Blowback ...
There have been times in this industry when new technology applications were both a blessing and curse due to unanticipated consequences. The CIA has a term for this -- "blowback" -- the harmful, unintended future implication to a current action. We're living a classic case of blowback in the EDD world today simply because of the need to deal with billions of emails, attachments, instant messages, Tweets, etc. in an age of defensible electronic record policy. Who knew!? So when Google announced it's new open source platform Wave, my hands started to tremble ...
When my long time colleague Peter Buck brought Google Wave to my attention, it occurred to me that this could be the holy grail we've been looking for. A communication and collaboration tool that wraps together the best of email, instant messaging and web based collaboration portals in an outrageously thoughtful security model spanning both individuals and enterprises. The particularly compelling thing about Wave is its elegant data model, which reflects the native integration of Wave's features. If you haven't seen it, you owe yourself a look.

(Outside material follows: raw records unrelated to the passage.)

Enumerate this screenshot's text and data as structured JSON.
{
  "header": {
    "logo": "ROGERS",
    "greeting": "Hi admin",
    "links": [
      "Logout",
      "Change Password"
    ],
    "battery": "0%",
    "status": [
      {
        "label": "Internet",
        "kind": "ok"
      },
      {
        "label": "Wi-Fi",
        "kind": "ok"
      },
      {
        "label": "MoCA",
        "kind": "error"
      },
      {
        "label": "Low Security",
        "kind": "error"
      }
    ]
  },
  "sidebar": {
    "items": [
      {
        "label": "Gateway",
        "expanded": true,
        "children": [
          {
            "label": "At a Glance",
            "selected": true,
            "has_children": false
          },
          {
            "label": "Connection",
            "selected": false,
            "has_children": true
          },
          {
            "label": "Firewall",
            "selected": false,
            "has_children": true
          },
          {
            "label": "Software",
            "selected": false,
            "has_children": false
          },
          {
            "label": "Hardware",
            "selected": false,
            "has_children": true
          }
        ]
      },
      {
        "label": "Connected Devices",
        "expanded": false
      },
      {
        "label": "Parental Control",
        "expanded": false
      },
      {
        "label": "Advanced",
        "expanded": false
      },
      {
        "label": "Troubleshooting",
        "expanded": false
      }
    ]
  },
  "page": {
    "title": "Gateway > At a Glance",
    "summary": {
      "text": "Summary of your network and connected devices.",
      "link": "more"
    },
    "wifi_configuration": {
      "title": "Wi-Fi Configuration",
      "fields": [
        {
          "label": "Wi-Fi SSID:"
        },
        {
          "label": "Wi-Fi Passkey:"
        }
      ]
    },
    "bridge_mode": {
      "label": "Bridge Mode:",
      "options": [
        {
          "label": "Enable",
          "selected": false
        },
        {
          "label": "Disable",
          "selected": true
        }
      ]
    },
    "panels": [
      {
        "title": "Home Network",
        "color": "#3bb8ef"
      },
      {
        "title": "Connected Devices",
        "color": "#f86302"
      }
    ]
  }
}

Back to blowback. IF Google Wave were to catch on, and IF billions of Wave "transactions" were to electronically accumulate, what might be the EDD downside? For example, how would one define a Wave record? Is it the entirety of a multi-party conversation over time or merely a single contribution by a Wave conversation participant? If Wave security is used to establish an ethical wall among Wave conversations, would open source awareness of the security model undermine priviledge? In an e-discovery setting, how would we go about producing a data set containing a Wave conversation which may lose some of its context if it's not reviewed in the interactive manner in which it occurred?
The list could go on and certainly will if Wave becomes popular. If we were to think about potential EDD blowback going into this new paradigm, we might just figure out how to avoid much of the cost and complexity of e-discovery production and review that exists today in our world of ever growing electronic content. Better yet, Google would do well to address formal record declaration in its new platform and provide a simple means through which EDD collection, review and production occurs. Let's hope history doesn't repeat itself.





I raised a "answered" some of these questions in my Wave post a couple months back:
http://dcarns.tumblr.com/post/124969737/google-wave-a-challenge-for-e-discovery
Performing a collection on a Wave conversation should be pretty straightforward, it's the Wave Gadgets and Robots that give me greater concern.